For customers· 4 min read

How to Verify a Commercial Broker's Sales Track Record

Check past deals and results. Learn how to confirm a broker's success rate and credentials.

A broker's sales track record is the best predictor of how they'll perform for you—yet most buyers and tenants skip this crucial vetting step. Verifying commercial real estate metrics isn't complicated, but it requires knowing which numbers matter and where to find them. Here's how to dig into a broker's actual results and spot potential red flags before signing an agreement.

Ask for Verified Transaction History

The first step is simple: request a detailed list of closed transactions over the past 2–3 years. A credible broker will provide specifics including property address, transaction date, deal size (in dollars), and whether they represented buyer or seller. Don't accept vague summaries like "over $50 million in sales"—you need actual deals broken down by sector (office, retail, industrial, multifamily) and deal type (sale, lease, or both).

Cross-check this information against public records. County assessor offices, MLS databases, and commercial platforms like CoStar, LoopNet, and Zillow maintain transaction histories. If a broker claims $10 million in annual sales but you can only verify $3 million, that's a serious disconnect.

Verify License and Disciplinary History

Every commercial real estate agent must hold a valid state real estate license. Use your state's Department of Real Estate or licensing board website to confirm active status and check for disciplinary actions, complaints, or suspensions. Most states make this information public.

A single complaint or settlement doesn't automatically disqualify someone—the commercial real estate market is competitive and disputes happen. However, patterns of complaints about misrepresentation, failure to disclose conflicts of interest, or failure to close deals warrant concern.

Evaluate Deal Velocity and Size Progression

Look at whether the broker's deal volume is consistent and growing or sporadic. A broker who closed 2–3 deals in year one, then 6–8 in year two, shows traction. One who had 8 deals in year one and only 2 the next may signal market difficulty or client dissatisfaction.

Also examine deal size over time. If a broker started with deals under $1 million and now regularly handles $5–10 million transactions, they're building trust and reputation. Flat or declining deal sizes can indicate clients aren't returning or referring.
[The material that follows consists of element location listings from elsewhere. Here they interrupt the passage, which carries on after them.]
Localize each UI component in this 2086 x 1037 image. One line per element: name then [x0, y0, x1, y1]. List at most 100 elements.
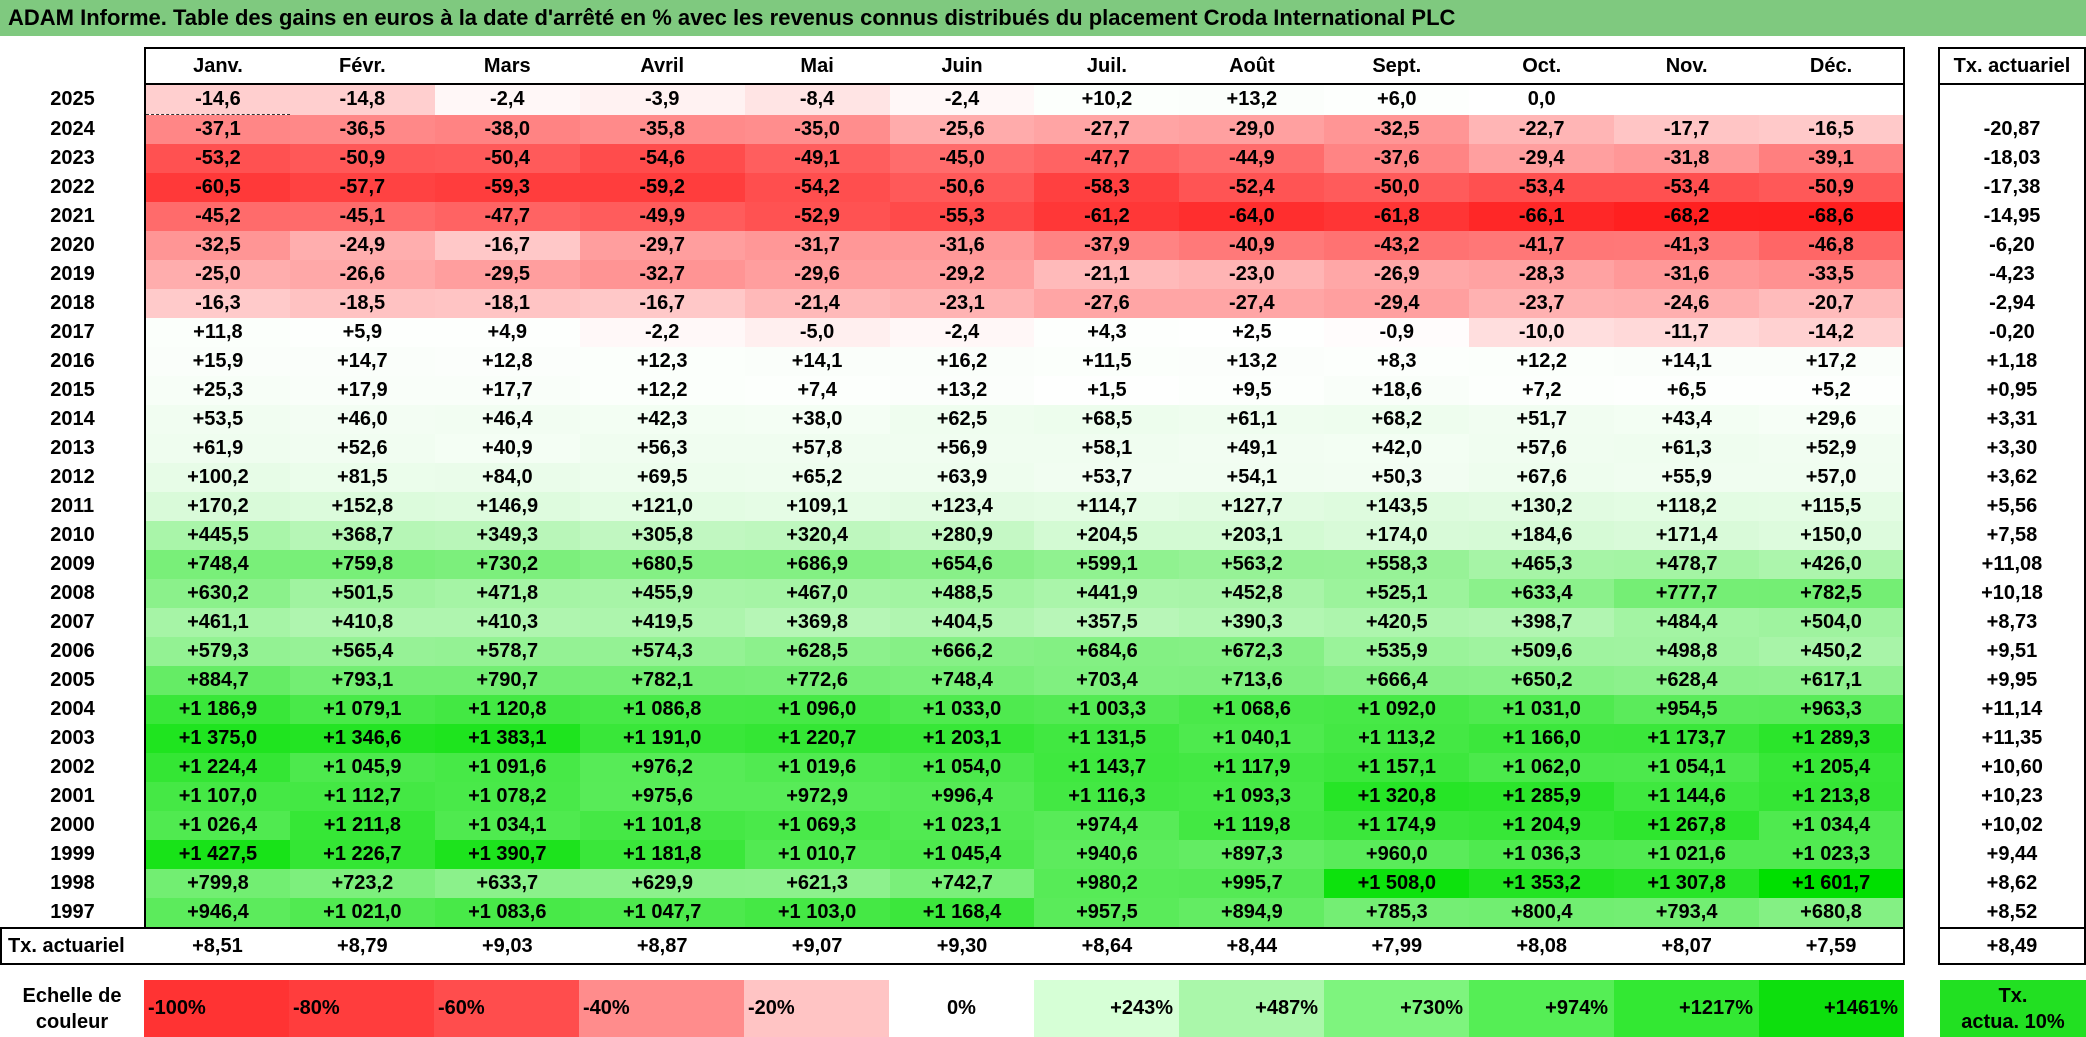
gain-cell: +130,2	[1469, 492, 1615, 521]
gain-cell: +17,7	[434, 376, 580, 405]
gain-cell: -50,6	[889, 173, 1035, 202]
gain-cell: +150,0	[1759, 521, 1905, 550]
month-header: Juin	[889, 47, 1035, 85]
gain-cell: +2,5	[1179, 318, 1325, 347]
gain-cell: +52,9	[1759, 434, 1905, 463]
gain-cell: +461,1	[143, 608, 290, 637]
row-gap	[1904, 202, 1939, 231]
month-header: Juil.	[1034, 47, 1180, 85]
gain-cell: -36,5	[289, 114, 435, 144]
gain-cell: +1 166,0	[1469, 724, 1615, 753]
year-label: 2023	[50, 147, 95, 169]
gain-cell: +723,2	[289, 869, 435, 898]
gain-cell: +963,3	[1759, 695, 1905, 724]
gain-cell: -5,0	[744, 318, 890, 347]
rate-cell: -4,23	[1937, 260, 2086, 289]
gain-cell: +81,5	[289, 463, 435, 492]
gain-cell: +10,2	[1034, 84, 1180, 115]
gain-cell: +799,8	[143, 869, 290, 898]
gain-cell: +12,2	[1469, 347, 1615, 376]
gain-cell: -31,8	[1614, 144, 1760, 173]
gain-cell: +1 045,9	[289, 753, 435, 782]
gain-cell: -53,2	[143, 144, 290, 173]
gain-cell: +684,6	[1034, 637, 1180, 666]
rate-cell: +11,35	[1937, 724, 2086, 753]
gain-cell: +68,2	[1324, 405, 1470, 434]
gain-cell: +1 119,8	[1179, 811, 1325, 840]
gain-cell: +455,9	[579, 579, 745, 608]
rate-cell: +5,56	[1937, 492, 2086, 521]
gain-cell: +1 508,0	[1324, 869, 1470, 898]
gain-cell: +535,9	[1324, 637, 1470, 666]
gain-cell: -60,5	[143, 173, 290, 202]
gain-cell: +54,1	[1179, 463, 1325, 492]
gain-cell: +1 226,7	[289, 840, 435, 869]
gain-cell: +65,2	[744, 463, 890, 492]
gain-cell: -38,0	[434, 114, 580, 144]
gain-cell: +1 168,4	[889, 898, 1035, 929]
month-header: Nov.	[1614, 47, 1760, 85]
gain-cell: -25,0	[143, 260, 290, 289]
gain-cell: +1 289,3	[1759, 724, 1905, 753]
table-row: 2021 -45,2 -45,1 -47,7 -49,9 -52,9 -55,3 -61,2-…	[1, 202, 2086, 231]
month-header: Déc.	[1759, 47, 1905, 85]
gain-cell: +46,4	[434, 405, 580, 434]
rate-cell: -20,87	[1937, 114, 2086, 144]
year-label: 2000	[50, 814, 95, 836]
gain-cell: +972,9	[744, 782, 890, 811]
gain-cell: +1 143,7	[1034, 753, 1180, 782]
gain-cell: +1 181,8	[579, 840, 745, 869]
gain-cell: -16,5	[1759, 114, 1905, 144]
gain-cell: -24,9	[289, 231, 435, 260]
gain-cell: +419,5	[579, 608, 745, 637]
gain-cell: +38,0	[744, 405, 890, 434]
gain-cell: -18,1	[434, 289, 580, 318]
rate-cell: +11,14	[1937, 695, 2086, 724]
gain-cell: +61,3	[1614, 434, 1760, 463]
gain-cell: -23,1	[889, 289, 1035, 318]
gain-cell: -50,9	[289, 144, 435, 173]
footer-rate-cell: +8,64	[1034, 927, 1180, 965]
header-gap	[1904, 48, 1939, 84]
gain-cell: +1 026,4	[143, 811, 290, 840]
gain-cell: -68,6	[1759, 202, 1905, 231]
gain-cell: +4,9	[434, 318, 580, 347]
gain-cell: +686,9	[744, 550, 890, 579]
gain-cell: +357,5	[1034, 608, 1180, 637]
gain-cell: +280,9	[889, 521, 1035, 550]
legend-swatch: -60%	[434, 980, 579, 1037]
gain-cell: +996,4	[889, 782, 1035, 811]
rate-cell: -0,20	[1937, 318, 2086, 347]
rate-cell: +10,23	[1937, 782, 2086, 811]
footer-rate-cell: +7,99	[1324, 927, 1470, 965]
gain-cell: +390,3	[1179, 608, 1325, 637]
gain-cell: +127,7	[1179, 492, 1325, 521]
table-row: 2002 +1 224,4 +1 045,9 +1 091,6 +976,2 +1 019…	[1, 753, 2086, 782]
gain-cell: +1 036,3	[1469, 840, 1615, 869]
gain-cell: +672,3	[1179, 637, 1325, 666]
gain-cell: +14,7	[289, 347, 435, 376]
gain-cell: -32,5	[1324, 114, 1470, 144]
gain-cell: -45,2	[143, 202, 290, 231]
gain-cell: +954,5	[1614, 695, 1760, 724]
gain-cell: +67,6	[1469, 463, 1615, 492]
row-gap	[1904, 84, 1939, 115]
gain-cell: +1 021,6	[1614, 840, 1760, 869]
gain-cell: +49,1	[1179, 434, 1325, 463]
gain-cell: +5,2	[1759, 376, 1905, 405]
gain-cell: +46,0	[289, 405, 435, 434]
table-row: 2023 -53,2 -50,9 -50,4 -54,6 -49,1 -45,0 -47,7-…	[1, 144, 2086, 173]
gain-cell: -50,0	[1324, 173, 1470, 202]
gain-cell: -41,7	[1469, 231, 1615, 260]
footer-rate-cell: +8,79	[289, 927, 435, 965]
gain-cell: +51,7	[1469, 405, 1615, 434]
gain-cell: +25,3	[143, 376, 290, 405]
row-gap	[1904, 608, 1939, 637]
gain-cell: +56,9	[889, 434, 1035, 463]
gain-cell: -55,3	[889, 202, 1035, 231]
gain-cell: +57,6	[1469, 434, 1615, 463]
gain-cell: +1 010,7	[744, 840, 890, 869]
rate-cell: -2,94	[1937, 289, 2086, 318]
footer-overall-rate: +8,49	[1937, 927, 2086, 965]
gain-cell: -16,7	[434, 231, 580, 260]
Check Client Testimonials and References

Ask the broker for references from completed transactions—ideally buyers and sellers from the past year. Contact at least 3 clients directly. Specific questions to ask:

  • How quickly did the broker close the deal relative to the projected timeline?
  • Did the broker provide market analysis and comps before the deal launched?
  • Were negotiations transparent, or did you feel kept in the dark?
  • Would you hire this broker again for your next deal?

Online reviews on Google, LinkedIn, or industry-specific sites offer additional perspective, but they're less reliable than direct conversations with named clients.

Look at Market Knowledge and Specialization

Strong brokers specialize in specific property types or geographies. If you need to lease industrial space in Austin, a broker who has closed 15 industrial deals in Austin over three years is more valuable than one with a scattered portfolio across five states.

Review the broker's recent deals to see if they align with your needs. If their recent closings are mostly Class-A office in downtown markets and you need secondary-market medical office space, they may lack relevant expertise.

Cross-Reference with Industry Databases

Commercial real estate firms and brokers are tracked by industry databases. CoStar and Real Capital Analytics track trends by brokerage firm; you can sometimes see which firms are active in your market and their market share. Larger firms publish annual reports showing top producers and transaction volumes.

Platform comparisons help too. Mercoly allows you to research and compare trusted commercial real estate brokers in one place, reviewing verified credentials and track records side-by-side so you're not piecing together information across multiple websites.

Red Flags to Watch

  • Reluctance to share transaction details or references
  • Licenses that have lapsed or were suspended
  • Inconsistent stories about deal sizes or closings
  • No deals closed in your specific sector or market within the past year
  • Client references who seem disconnected or unfamiliar with recent work

Frequently Asked Questions

Q: How many closed transactions should a broker have before I consider them experienced? A: In commercial real estate, 20+ closed deals over 2–3 years signals solid experience; fewer than 10 deals over that timeframe suggests they're still building their track record.

Q: Can I verify commercial real estate deals through public records myself? A: Yes—county assessor offices and commercial databases like CoStar or LoopNet provide transaction records, though some details (client names, exact terms) may be private depending on your state.

Q: What if a broker's past deals don't exactly match my property type? A: Some transferable skills exist, but a broker closing 20 multifamily deals will likely be less sharp on industrial logistics than one with deep industrial experience.